All you need is the AWS Key ID and the secret for the region where you want to store your backup. You can get that from AWS console. You can follow a few steps to get it.
- Use your AWS account email address and password to sign in to the AWS Management Console as the AWS account root user.
- On the IAM Dashboard page, choose your account name in the navigation bar, and then select My Security Credentials.
- If you see a warning about accessing the security credentials for your AWS account, choose to Continue to Security Credentials.
- Expand the Access keys (access key ID and secret access key) section.
- Choose to Create New Access Key. Then choose Download Key File to save the access key ID and secret access key to a file on your computer. After you close the dialog box, you will not be able to retrieve this secret access key again.
When all is set, you can adjust your backup schedule and enable backup to cloud option. To reduce network traffic make sure to enable data compression. It makes backups smaller and minimizes the time needed for upload. Another good practice is to encrypt the backup. ClusterControl creates a key automatically and uses it if you decide to restore it. Advanced backup policies should have different keep times for backups stored on servers in the same datacenter, and the backups stored in another physical location. You should set a more extended retention period for cloud-based backups, and shorter period for backups stored near the production environment, as the probability of restore drops with the backup lifetime.

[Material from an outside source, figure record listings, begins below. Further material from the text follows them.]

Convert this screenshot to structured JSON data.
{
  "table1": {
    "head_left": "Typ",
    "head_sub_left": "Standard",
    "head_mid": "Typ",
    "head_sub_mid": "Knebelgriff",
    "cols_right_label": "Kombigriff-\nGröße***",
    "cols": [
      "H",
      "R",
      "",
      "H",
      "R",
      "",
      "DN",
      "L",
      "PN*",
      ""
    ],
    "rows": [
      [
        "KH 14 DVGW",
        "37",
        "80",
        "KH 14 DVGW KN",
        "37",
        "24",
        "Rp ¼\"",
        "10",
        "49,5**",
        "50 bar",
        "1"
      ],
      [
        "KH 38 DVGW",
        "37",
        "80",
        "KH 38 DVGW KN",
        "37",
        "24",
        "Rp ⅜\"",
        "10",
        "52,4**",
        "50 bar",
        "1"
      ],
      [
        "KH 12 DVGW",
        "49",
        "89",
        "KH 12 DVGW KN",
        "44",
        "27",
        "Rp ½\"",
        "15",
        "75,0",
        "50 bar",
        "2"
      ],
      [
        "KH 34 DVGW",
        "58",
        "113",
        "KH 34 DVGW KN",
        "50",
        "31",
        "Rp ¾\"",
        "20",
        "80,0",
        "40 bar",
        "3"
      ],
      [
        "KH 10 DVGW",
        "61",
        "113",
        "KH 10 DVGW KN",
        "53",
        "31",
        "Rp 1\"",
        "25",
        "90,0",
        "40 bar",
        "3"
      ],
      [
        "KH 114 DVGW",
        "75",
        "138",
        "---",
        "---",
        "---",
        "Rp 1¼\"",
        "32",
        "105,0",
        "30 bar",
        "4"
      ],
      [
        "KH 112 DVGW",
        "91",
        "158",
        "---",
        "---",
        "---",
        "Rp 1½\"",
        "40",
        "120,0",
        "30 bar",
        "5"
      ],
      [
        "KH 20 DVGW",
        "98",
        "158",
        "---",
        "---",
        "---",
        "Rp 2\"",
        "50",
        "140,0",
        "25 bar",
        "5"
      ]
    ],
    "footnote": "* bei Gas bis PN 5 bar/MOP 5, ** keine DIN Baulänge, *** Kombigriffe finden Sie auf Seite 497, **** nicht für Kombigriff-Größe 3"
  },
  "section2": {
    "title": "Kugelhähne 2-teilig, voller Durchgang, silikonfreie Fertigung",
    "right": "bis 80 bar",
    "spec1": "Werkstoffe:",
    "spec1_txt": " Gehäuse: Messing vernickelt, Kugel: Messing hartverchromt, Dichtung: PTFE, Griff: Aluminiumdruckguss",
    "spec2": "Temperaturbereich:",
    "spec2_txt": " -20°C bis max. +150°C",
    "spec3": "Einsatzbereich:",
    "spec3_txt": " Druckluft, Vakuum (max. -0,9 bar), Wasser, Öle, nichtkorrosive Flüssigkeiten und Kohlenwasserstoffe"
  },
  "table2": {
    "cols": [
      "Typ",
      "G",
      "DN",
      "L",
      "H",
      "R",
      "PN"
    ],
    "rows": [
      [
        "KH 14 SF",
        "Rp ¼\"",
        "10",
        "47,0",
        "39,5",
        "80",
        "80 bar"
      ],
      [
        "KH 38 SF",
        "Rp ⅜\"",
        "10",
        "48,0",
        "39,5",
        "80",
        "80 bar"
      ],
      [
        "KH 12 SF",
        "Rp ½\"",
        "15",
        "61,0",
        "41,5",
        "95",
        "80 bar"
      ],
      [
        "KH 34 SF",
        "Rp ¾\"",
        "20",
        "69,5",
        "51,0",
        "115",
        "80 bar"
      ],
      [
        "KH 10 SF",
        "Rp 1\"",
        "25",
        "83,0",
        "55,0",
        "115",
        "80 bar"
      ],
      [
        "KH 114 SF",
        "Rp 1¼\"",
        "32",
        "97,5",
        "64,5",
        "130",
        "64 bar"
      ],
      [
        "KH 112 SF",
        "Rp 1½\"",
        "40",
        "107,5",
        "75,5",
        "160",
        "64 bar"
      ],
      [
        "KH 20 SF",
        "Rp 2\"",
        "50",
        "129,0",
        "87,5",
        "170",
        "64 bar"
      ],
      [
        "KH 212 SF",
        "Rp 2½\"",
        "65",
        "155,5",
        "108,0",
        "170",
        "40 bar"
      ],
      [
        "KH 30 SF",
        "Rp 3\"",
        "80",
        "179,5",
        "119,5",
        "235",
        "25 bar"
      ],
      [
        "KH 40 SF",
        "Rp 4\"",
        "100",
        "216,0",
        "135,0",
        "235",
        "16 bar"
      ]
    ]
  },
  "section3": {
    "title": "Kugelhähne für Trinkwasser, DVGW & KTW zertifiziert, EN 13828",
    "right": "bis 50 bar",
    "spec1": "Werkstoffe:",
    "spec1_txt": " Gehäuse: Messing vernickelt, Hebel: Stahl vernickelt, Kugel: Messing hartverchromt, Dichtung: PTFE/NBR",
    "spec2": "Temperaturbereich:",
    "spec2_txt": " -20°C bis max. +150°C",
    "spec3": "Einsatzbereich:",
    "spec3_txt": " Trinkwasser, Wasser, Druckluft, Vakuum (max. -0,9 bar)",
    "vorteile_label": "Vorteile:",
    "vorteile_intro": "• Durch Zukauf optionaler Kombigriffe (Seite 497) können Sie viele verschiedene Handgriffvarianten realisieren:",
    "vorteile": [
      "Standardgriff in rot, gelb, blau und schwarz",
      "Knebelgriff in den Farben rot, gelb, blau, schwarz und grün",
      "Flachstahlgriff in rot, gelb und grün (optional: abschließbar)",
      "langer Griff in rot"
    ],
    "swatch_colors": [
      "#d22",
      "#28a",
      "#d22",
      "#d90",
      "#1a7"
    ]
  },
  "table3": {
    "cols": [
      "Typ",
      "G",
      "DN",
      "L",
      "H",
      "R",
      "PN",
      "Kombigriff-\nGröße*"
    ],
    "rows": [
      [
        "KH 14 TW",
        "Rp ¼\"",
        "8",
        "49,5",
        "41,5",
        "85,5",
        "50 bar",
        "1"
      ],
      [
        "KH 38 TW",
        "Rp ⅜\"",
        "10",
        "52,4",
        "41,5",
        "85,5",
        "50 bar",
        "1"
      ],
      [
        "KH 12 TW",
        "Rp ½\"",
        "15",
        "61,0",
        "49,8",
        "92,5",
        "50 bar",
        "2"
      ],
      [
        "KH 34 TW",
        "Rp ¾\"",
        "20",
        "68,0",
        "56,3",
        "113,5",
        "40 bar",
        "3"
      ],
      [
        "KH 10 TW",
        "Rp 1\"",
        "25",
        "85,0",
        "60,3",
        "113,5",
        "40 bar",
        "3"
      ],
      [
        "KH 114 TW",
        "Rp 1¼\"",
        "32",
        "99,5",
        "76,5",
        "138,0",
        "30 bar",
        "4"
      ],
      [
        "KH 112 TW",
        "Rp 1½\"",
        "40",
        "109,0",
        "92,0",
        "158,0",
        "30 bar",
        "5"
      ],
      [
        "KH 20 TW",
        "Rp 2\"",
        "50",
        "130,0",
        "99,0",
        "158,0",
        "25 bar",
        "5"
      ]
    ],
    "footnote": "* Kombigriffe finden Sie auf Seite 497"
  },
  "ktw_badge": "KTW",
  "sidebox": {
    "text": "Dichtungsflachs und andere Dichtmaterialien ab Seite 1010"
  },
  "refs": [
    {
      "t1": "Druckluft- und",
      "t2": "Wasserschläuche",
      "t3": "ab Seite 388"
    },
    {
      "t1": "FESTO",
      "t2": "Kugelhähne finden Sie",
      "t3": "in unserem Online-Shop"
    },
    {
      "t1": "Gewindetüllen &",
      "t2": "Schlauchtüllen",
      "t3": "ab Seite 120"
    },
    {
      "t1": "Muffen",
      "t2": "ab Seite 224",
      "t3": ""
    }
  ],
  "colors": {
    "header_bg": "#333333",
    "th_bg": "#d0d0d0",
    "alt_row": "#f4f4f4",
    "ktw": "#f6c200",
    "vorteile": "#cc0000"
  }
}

Extend your cluster with asynchronous replication
Galera with asynchronous replication can be an excellent solution to build an active DR node in a remote data center. There are a few good reasons to attach an asynchronous slave to a Galera Cluster. Long-running OLAP type queries on a Galera node might slow down a whole cluster. With delay apply option, delayed replication can save you from human errors so all those golden enters will be not immediately applied to your backup node.
In ClusterControl, extending a Galera node group with asynchronous replication is done in a single page wizard. You need to provide the necessary information about your future or existing slave server. The slave will be set up from an existing backup, or a freshly streamed XtraBackup from the master to the slave.
Load balancers in multi-datacenter
Load balancers are a crucial component in MySQL and MariaDB database high availability. It’s not enough to have a cluster spanning across multiple data centers. You still need your services to access them. A failure of a load balancer that is available in one data center will make your entire environment unreachable.
One of the popular methods to hide the complexity of the database layer from an application is to use a proxy. Proxies act as an entry point to the databases, they track the state of the database nodes and should always direct traffic to only the nodes that are available. ClusterControl makes it easy to deploy and configure several different load balancing technologies for MySQL and MariaDB, including ProxySQL, HAProxy, with a point-and-click graphical interface.
It also allows making this component redundant by adding keepalived on top of it. To prevent your load balancers from being a single point of failure, one would set up two identical (one active and one in different DC as standby) HAProxy, ProxySQL or MariaDB Maxscale instances and use Keepalived to run Virtual Router Redundancy Protocol (VRRP) between them. VRRP provides a Virtual IP address to the active load balancer and transfers the Virtual IP to the standby HAProxy in case of failure. It is seamless because the two proxy instances need no shared state.
Of course, there are many things to consider to make your databases immune to data center failures.
Proper planning and automation will make it work! Happy Clustering!